Een wereld zonder grenzen
“Zit er muziek in Europa?” vroeg Van der Vleuten zich af. Ze verwees naar het Eurovisieliedje "Europapa" van Joost Klein. Wanneer Klein zingt, "Aan het einde van de dag zijn we allemaal mensen. M'n vader zei me ooit: Het is een wereld zonder grenzen", gaat het over waarden die individuele landen overstijgen, waaronder kritisch burgerschap. Ook Manders haalde het nummer van Klein aan en benadrukte dat het creëren van een gevoel van verbondenheid een manier is om mensen pro-Europees te laten denken en stemmen.
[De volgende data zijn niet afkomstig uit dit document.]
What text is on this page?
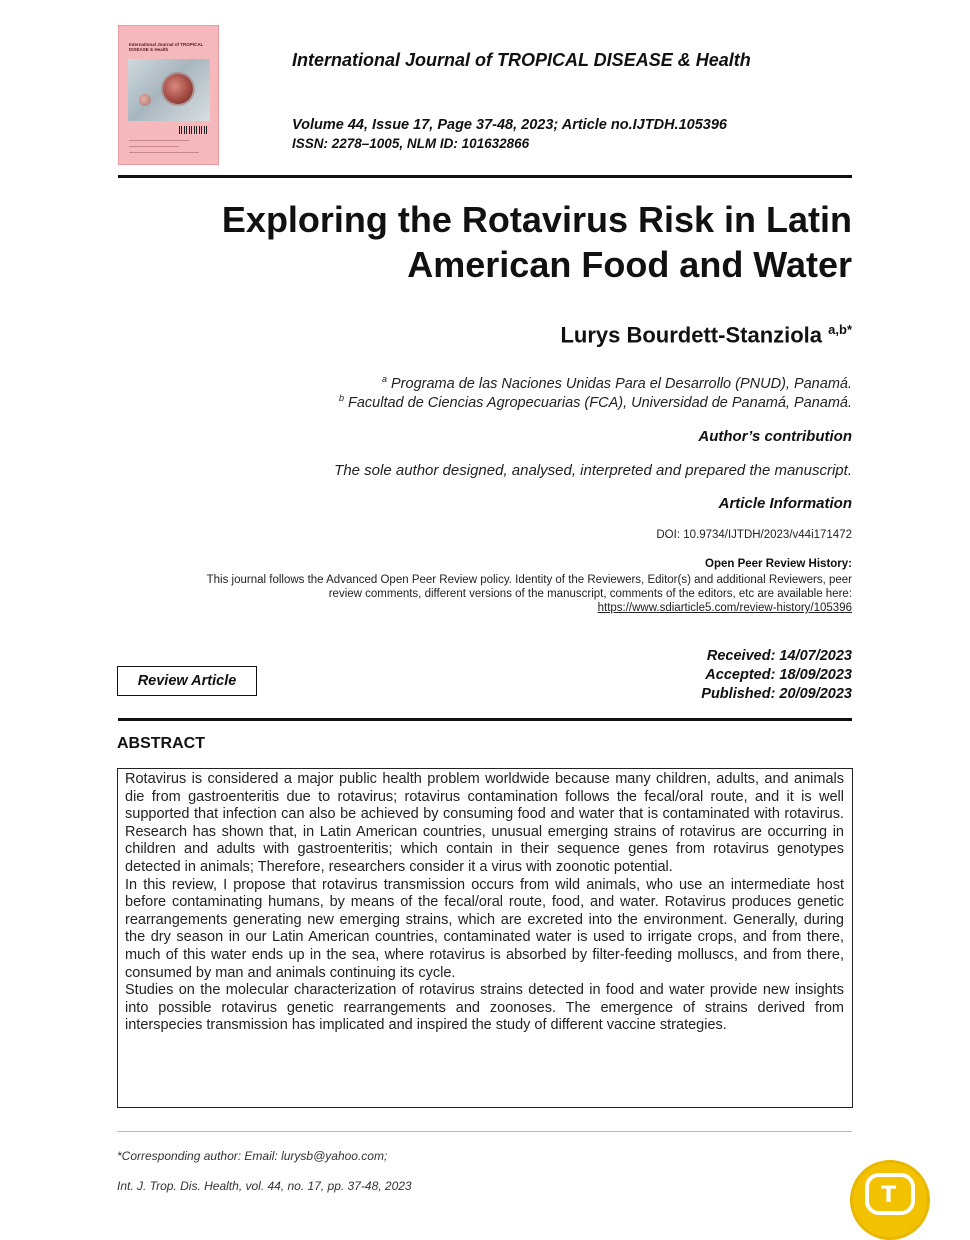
International Journal of TROPICAL DISEASE & Health
International Journal of TROPICAL DISEASE & Health
Volume 44, Issue 17, Page 37-48, 2023; Article no.IJTDH.105396
ISSN: 2278–1005, NLM ID: 101632866
Exploring the Rotavirus Risk in Latin
American Food and Water
Lurys Bourdett-Stanziola $^{a,b*}$
$^a$ Programa de las Naciones Unidas Para el Desarrollo (PNUD), Panamá.
$^b$ Facultad de Ciencias Agropecuarias (FCA), Universidad de Panamá, Panamá.
Author’s contribution
The sole author designed, analysed, interpreted and prepared the manuscript.
Article Information
DOI: 10.9734/IJTDH/2023/v44i171472
Open Peer Review History:
This journal follows the Advanced Open Peer Review policy. Identity of the Reviewers, Editor(s) and additional Reviewers, peer
review comments, different versions of the manuscript, comments of the editors, etc are available here:
https://www.sdiarticle5.com/review-history/105396
Review Article
Received: 14/07/2023
Accepted: 18/09/2023
Published: 20/09/2023
ABSTRACT

Rotavirus is considered a major public health problem worldwide because many children, adults, and animals die from gastroenteritis due to rotavirus; rotavirus contamination follows the fecal/oral route, and it is well supported that infection can also be achieved by consuming food and water that is contaminated with rotavirus. Research has shown that, in Latin American countries, unusual emerging strains of rotavirus are occurring in children and adults with gastroenteritis; which contain in their sequence genes from rotavirus genotypes detected in animals; Therefore, researchers consider it a virus with zoonotic potential.

In this review, I propose that rotavirus transmission occurs from wild animals, who use an intermediate host before contaminating humans, by means of the fecal/oral route, food, and water. Rotavirus produces genetic rearrangements generating new emerging strains, which are excreted into the environment. Generally, during the dry season in our Latin American countries, contaminated water is used to irrigate crops, and from there, much of this water ends up in the sea, where rotavirus is absorbed by filter-feeding molluscs, and from there, consumed by man and animals continuing its cycle.

Studies on the molecular characterization of rotavirus strains detected in food and water provide new insights into possible rotavirus genetic rearrangements and zoonoses. The emergence of strains derived from interspecies transmission has implicated and inspired the study of different vaccine strategies.

*Corresponding author: Email: lurysb@yahoo.com;
Int. J. Trop. Dis. Health, vol. 44, no. 17, pp. 37-48, 2023	T
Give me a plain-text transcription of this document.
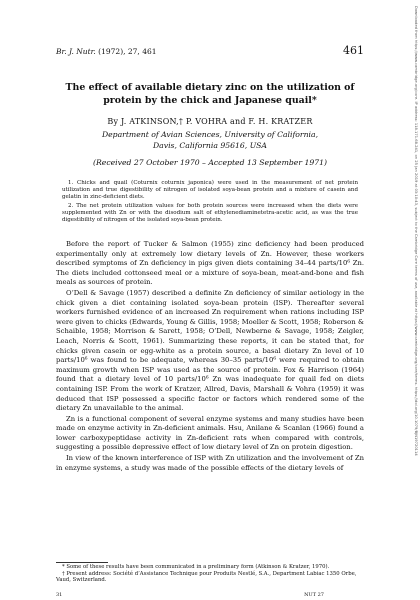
Br. J. Nutr. (1972), 27, 461	461
The effect of available dietary zinc on the utilization of
protein by the chick and Japanese quail*
By J. ATKINSON,† P. VOHRA and F. H. KRATZER
Department of Avian Sciences, University of California,
Davis, California 95616, USA
(Received 27 October 1970 – Accepted 13 September 1971)

1. Chicks and quail (Coturnix coturnix japonica) were used in the measurement of net protein utilization and true digestibility of nitrogen of isolated soya-bean protein and a mixture of casein and gelatin in zinc-deficient diets.

2. The net protein utilization values for both protein sources were increased when the diets were supplemented with Zn or with the disodium salt of ethylenediaminetetra-acetic acid, as was the true digestibility of nitrogen of the isolated soya-bean protein.

Before the report of Tucker & Salmon (1955) zinc deficiency had been produced experimentally only at extremely low dietary levels of Zn. However, these workers described symptoms of Zn deficiency in pigs given diets containing 34–44 parts/10⁶ Zn. The diets included cottonseed meal or a mixture of soya-bean, meat-and-bone and fish meals as sources of protein.

O’Dell & Savage (1957) described a definite Zn deficiency of similar aetiology in the chick given a diet containing isolated soya-bean protein (ISP). Thereafter several workers furnished evidence of an increased Zn requirement when rations including ISP were given to chicks (Edwards, Young & Gillis, 1958; Moeller & Scott, 1958; Roberson & Schaible, 1958; Morrison & Sarett, 1958; O’Dell, Newberne & Savage, 1958; Zeigler, Leach, Norris & Scott, 1961). Summarizing these reports, it can be stated that, for chicks given casein or egg-white as a protein source, a basal dietary Zn level of 10 parts/10⁶ was found to be adequate, whereas 30–35 parts/10⁶ were required to obtain maximum growth when ISP was used as the source of protein. Fox & Harrison (1964) found that a dietary level of 10 parts/10⁶ Zn was inadequate for quail fed on diets containing ISP. From the work of Kratzer, Allred, Davis, Marshall & Vohra (1959) it was deduced that ISP possessed a specific factor or factors which rendered some of the dietary Zn unavailable to the animal.

Zn is a functional component of several enzyme systems and many studies have been made on enzyme activity in Zn-deficient animals. Hsu, Anilane & Scanlan (1966) found a lower carboxypeptidase activity in Zn-deficient rats when compared with controls, suggesting a possible depressive effect of low dietary level of Zn on protein digestion.

In view of the known interference of ISP with Zn utilization and the involvement of Zn in enzyme systems, a study was made of the possible effects of the dietary levels of

* Some of these results have been communicated in a preliminary form (Atkinson & Kratzer, 1970).

† Present address: Société d’Assistance Technique pour Produits Nestlé, S.A., Department Labiac 1350 Orbe, Vaud, Switzerland.

31	NUT 27
Downloaded from https://www.cambridge.org/core. IP address: 118.171.68.241, on 25 Jan 2019 at 03:10:43, subject to the Cambridge Core terms of use, available at https://www.cambridge.org/core/terms. https://doi.org/10.1079/BJN19720114
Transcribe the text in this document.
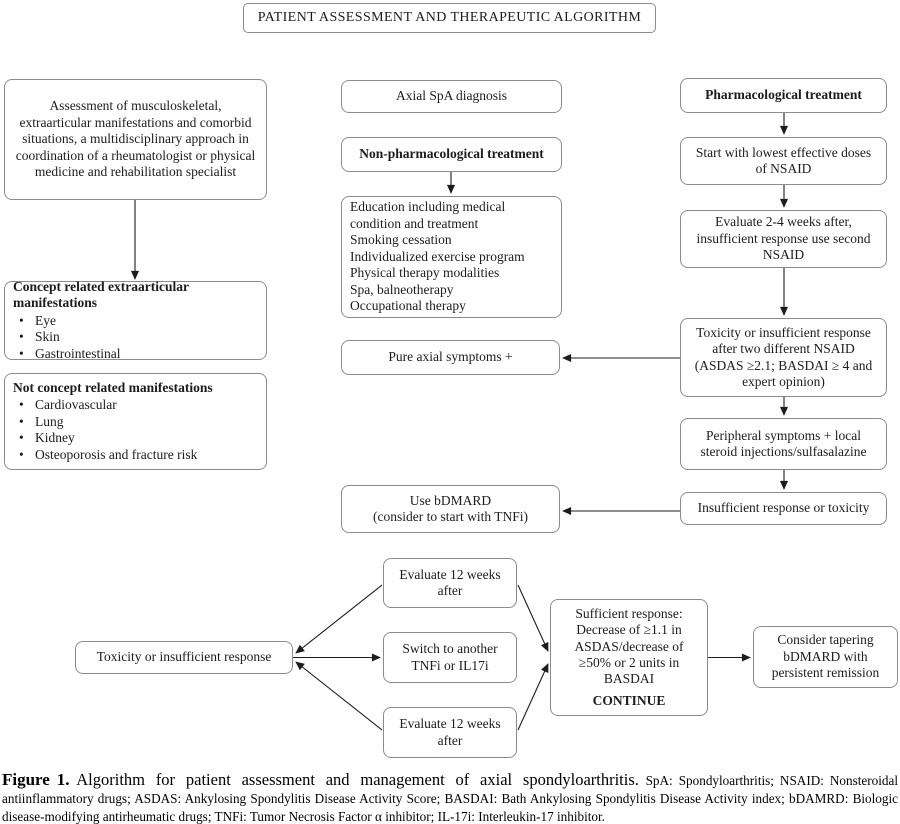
PATIENT ASSESSMENT AND THERAPEUTIC ALGORITHM
Assessment of musculoskeletal, extraarticular manifestations and comorbid situations, a multidisciplinary approach in coordination of a rheumatologist or physical medicine and rehabilitation specialist
Concept related extraarticular manifestations
• Eye
• Skin
• Gastrointestinal
Not concept related manifestations
• Cardiovascular
• Lung
• Kidney
• Osteoporosis and fracture risk
Axial SpA diagnosis
Non-pharmacological treatment
Education including medical condition and treatment
Smoking cessation
Individualized exercise program
Physical therapy modalities
Spa, balneotherapy
Occupational therapy
Pure axial symptoms +
Use bDMARD
(consider to start with TNFi)
Pharmacological treatment
Start with lowest effective doses of NSAID
Evaluate 2-4 weeks after, insufficient response use second NSAID
Toxicity or insufficient response after two different NSAID (ASDAS ≥2.1; BASDAI ≥ 4 and expert opinion)
Peripheral symptoms + local steroid injections/sulfasalazine
Insufficient response or toxicity
Toxicity or insufficient response
Evaluate 12 weeks after
Switch to another TNFi or IL17i
Evaluate 12 weeks after
Sufficient response:
Decrease of ≥1.1 in
ASDAS/decrease of
≥50% or 2 units in
BASDAI
CONTINUE
Consider tapering bDMARD with persistent remission
Figure 1. Algorithm for patient assessment and management of axial spondyloarthritis. SpA: Spondyloarthritis; NSAID: Nonsteroidal antiinflammatory drugs; ASDAS: Ankylosing Spondylitis Disease Activity Score; BASDAI: Bath Ankylosing Spondylitis Disease Activity index; bDAMRD: Biologic disease-modifying antirheumatic drugs; TNFi: Tumor Necrosis Factor α inhibitor; IL-17i: Interleukin-17 inhibitor.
Hij vreesde dat als we te veel nadruk leggen op waarden en intellectuele aspecten, zoals het belang van open grenzen, de Europese Unie binnen nu en 10 jaar uit elkaar zou vallen, ondanks zijn eigen geloof in die waarden. Van der Vleuten was het daar niet mee eens: Als Europeanen actief hun stem laten horen, bijvoorbeeld door te stemmen en klachten in te dienen – zelfs als zij anders zouden stemmen of klagen – dan heeft Europa een toekomst. Een Europees gevoel is daarbij niet nodig.